- Born: March 20, 1689 Boston, Massachusetts
- Died: August 28, 1729 (aged 40) Salem, Massachusetts
- Resting place: Broad Street Cemetery, Salem
- Education: A.B., M.A.
- Alma mater: Harvard College
- Spouse: Mehitable Sewall
- Children: Elizabeth, Thomas
- Parents: William Robie (father); Elizabeth Greenough (mother);

= Thomas Robie =

American physician (1689–1729)

Thomas Robie (March 20, 1689 – August 28, 1729) was a scientist and physician of the British colonies in America. His scientific interests were primarily in meteorology, astronomy, and medicine.

==Biography==

He was born in Boston, Massachusetts, the son of William and Elizabeth Robie. After graduating from Harvard College with an A.B. in 1708, he taught at a school in Watertown, Massachusetts for about half a year before returning to Boston. Robie published the first of a series of annual almanacs in 1709, which would contain his meteorological observations and studies of the Solar System. He continued his studies at Harvard, and was awarded a Masters of Arts in 1711. In 1712 he was voted a "Library-Keeper" and scholar at Harvard during the period 1712 to 1713.

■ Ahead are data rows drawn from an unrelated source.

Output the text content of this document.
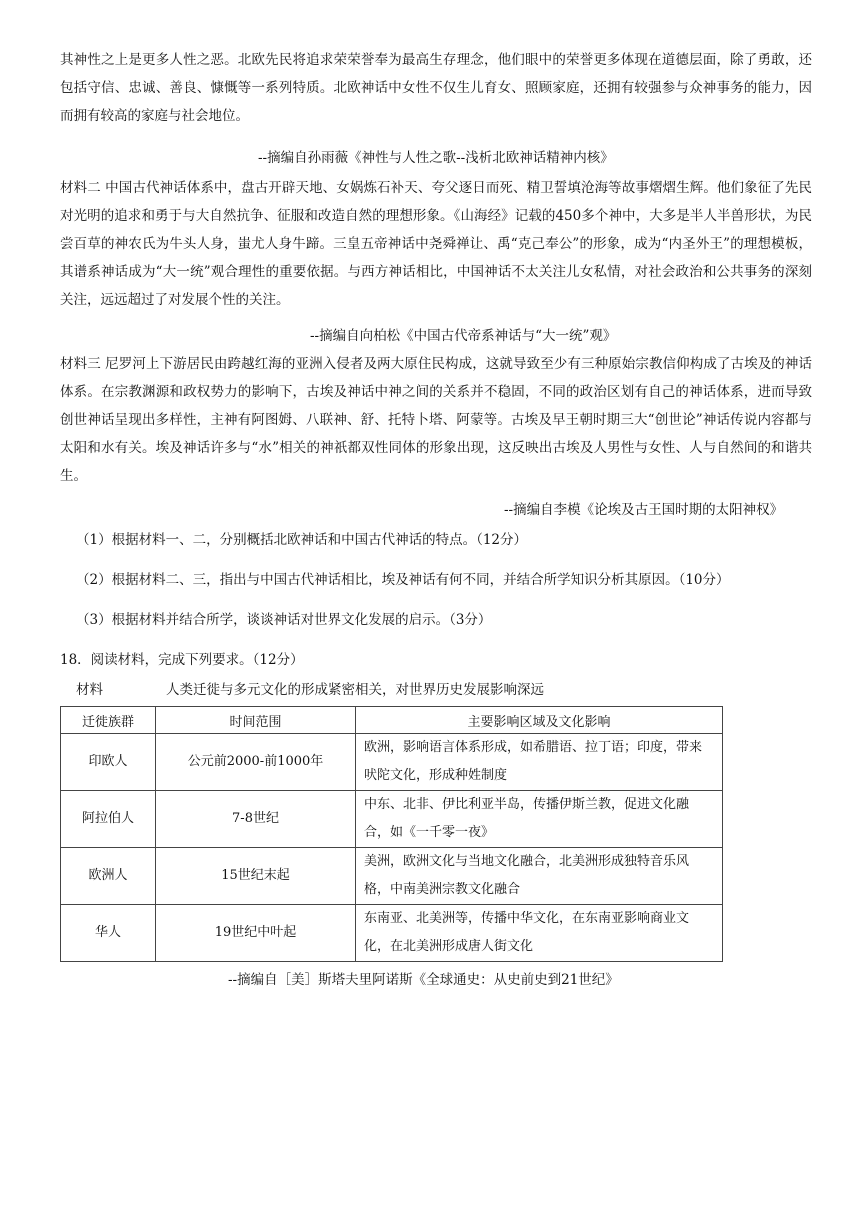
其神性之上是更多人性之恶。北欧先民将追求荣荣誉奉为最高生存理念，他们眼中的荣誉更多体现在道德层面，除了勇敢，还包括守信、忠诚、善良、慷慨等一系列特质。北欧神话中女性不仅生儿育女、照顾家庭，还拥有较强参与众神事务的能力，因而拥有较高的家庭与社会地位。

--摘编自孙雨薇《神性与人性之歌--浅析北欧神话精神内核》

材料二 中国古代神话体系中，盘古开辟天地、女娲炼石补天、夸父逐日而死、精卫誓填沧海等故事熠熠生辉。他们象征了先民对光明的追求和勇于与大自然抗争、征服和改造自然的理想形象。《山海经》记载的450多个神中，大多是半人半兽形状，为民尝百草的神农氏为牛头人身，蚩尤人身牛蹄。三皇五帝神话中尧舜禅让、禹“克己奉公”的形象，成为“内圣外王”的理想模板，其谱系神话成为“大一统”观合理性的重要依据。与西方神话相比，中国神话不太关注儿女私情，对社会政治和公共事务的深刻关注，远远超过了对发展个性的关注。

--摘编自向柏松《中国古代帝系神话与“大一统”观》

材料三 尼罗河上下游居民由跨越红海的亚洲入侵者及两大原住民构成，这就导致至少有三种原始宗教信仰构成了古埃及的神话体系。在宗教渊源和政权势力的影响下，古埃及神话中神之间的关系并不稳固，不同的政治区划有自己的神话体系，进而导致创世神话呈现出多样性，主神有阿图姆、八联神、舒、托特卜塔、阿蒙等。古埃及早王朝时期三大“创世论”神话传说内容都与太阳和水有关。埃及神话许多与“水”相关的神祇都双性同体的形象出现，这反映出古埃及人男性与女性、人与自然间的和谐共生。

--摘编自李模《论埃及古王国时期的太阳神权》

（1）根据材料一、二，分别概括北欧神话和中国古代神话的特点。（12分）

（2）根据材料二、三，指出与中国古代神话相比，埃及神话有何不同，并结合所学知识分析其原因。（10分）

（3）根据材料并结合所学，谈谈神话对世界文化发展的启示。（3分）

18．阅读材料，完成下列要求。（12分）

材料	人类迁徙与多元文化的形成紧密相关，对世界历史发展影响深远

迁徙族群	时间范围	主要影响区域及文化影响
印欧人	公元前2000-前1000年	欧洲，影响语言体系形成，如希腊语、拉丁语；印度，带来吠陀文化，形成种姓制度
阿拉伯人	7-8世纪	中东、北非、伊比利亚半岛，传播伊斯兰教，促进文化融合，如《一千零一夜》
欧洲人	15世纪末起	美洲，欧洲文化与当地文化融合，北美洲形成独特音乐风格，中南美洲宗教文化融合
华人	19世纪中叶起	东南亚、北美洲等，传播中华文化，在东南亚影响商业文化，在北美洲形成唐人街文化

--摘编自［美］斯塔夫里阿诺斯《全球通史：从史前史到21世纪》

After seriously considering a career as a Minister, he became a tutor of mathematics and natural philosophy at Harvard in 1913. Among the students he mentored were Thomas Clap, Charles Chauncy, and Isaac Greenwood. He worked to overhaul the Harvard curricula of both science and math, replacing Aristotelianism with the then-recent works of mathematics and physics published by Isaac Newton. From 1715 until 1722 Robie maintained a record of the meteorological conditions at Cambridge. He sought explanations for various weather and climate phenomenon, including Summer heat and the causes of lightning and hail. However, he was much more interested in astronomy.

For his astronomical observations, Robie was supplied with an eight-foot long telescope and other astronomical instruments by Harvard College. He published his observations of an aurora observed on the night of December 11, 1719, which was likely the first scientific pamphlet by an American to be published in America. Robie made a number of observations of the satellites of Jupiter, and he used these observations to deduce the longitude of Harvard. In 1722, Robie prepared to observe an annular solar eclipse with the aid of a newly acquired 24-foot long telescope supplied to the college by Thomas Hollins. Robie published an article about the pending eclipse that appeared in two Boston newspapers titled, "For the Entertainment of the Country and the Promoting of Knowledge". Unfortunately the sky clouded over so he was unable to directly observe the primary eclipse, although he was able to gather notes from observers that allowed him to verify the path.

On February 5 of 1723, Robie resigned his post as tutor at Harvard and moved to Salem where he began the practice of medicine. The likely reason for this move was his marriage to Mehitable Sewall of Salem, daughter of Stephen Sewall. Robie's comprehensive knowledge of medicine was apparently self-taught at Harvard, as the colonies had no Medical colleges at the time and he lacked the finances to study abroad. He was known to have practiced medicine in Cambridge prior to his resignation from Harvard. After his relocation, medicine became his primary practice.

During an outbreak of smallpox in Boston in 1722, Robie aided in the administration of the new treatment of inoculation under the guidance of Boston Doctor Zabdiel Boylston. Due to fervent and bitter opposition, the inoculations had to be performed in isolation on Spectacle Island. On May 11 or 12, Robie administered the treatment to eleven patients out of a total of 280, and on the 17th he followed the patients to the hospital for their caretaking. The treatment was considered a success as the 2.1% mortality rate from the inoculation was lower than the 14.9% in the general population of smallpox patients.

On October 29, 1723, Robie used a nine-foot telescope to observe the transit of the planet Mercury across the face of the Sun. He wanted to see if he could detect an atmosphere, and he concluded, incorrectly, that the planet indeed had one. Thereafter there is no record of further astronomical observations, although he intended to continue. On April 15, 1725, he was elected a Fellow of the Royal Society, with whom he had communicated regularly during his career. Little thereafter is known of his scientific observations.

Robie died prematurely on August 28, 1729. During his career he made no important discoveries and many of his explanations later proved incorrect, but he did contribute to advancing scientific activity in New England. Historian Frederick Kilgour considered him to be the "most famous New Englander in science in his day". Robie's son, named Thomas Robie, became a merchant and married Mary Bradstreet, a woman descended from Governor Simon Bradstreet. Being a staunch loyalist of the British government, at the start of the American Revolution Robie Jr. fled to Halifax with his family. They returned to Salem following the war, and were initially met with much hostility.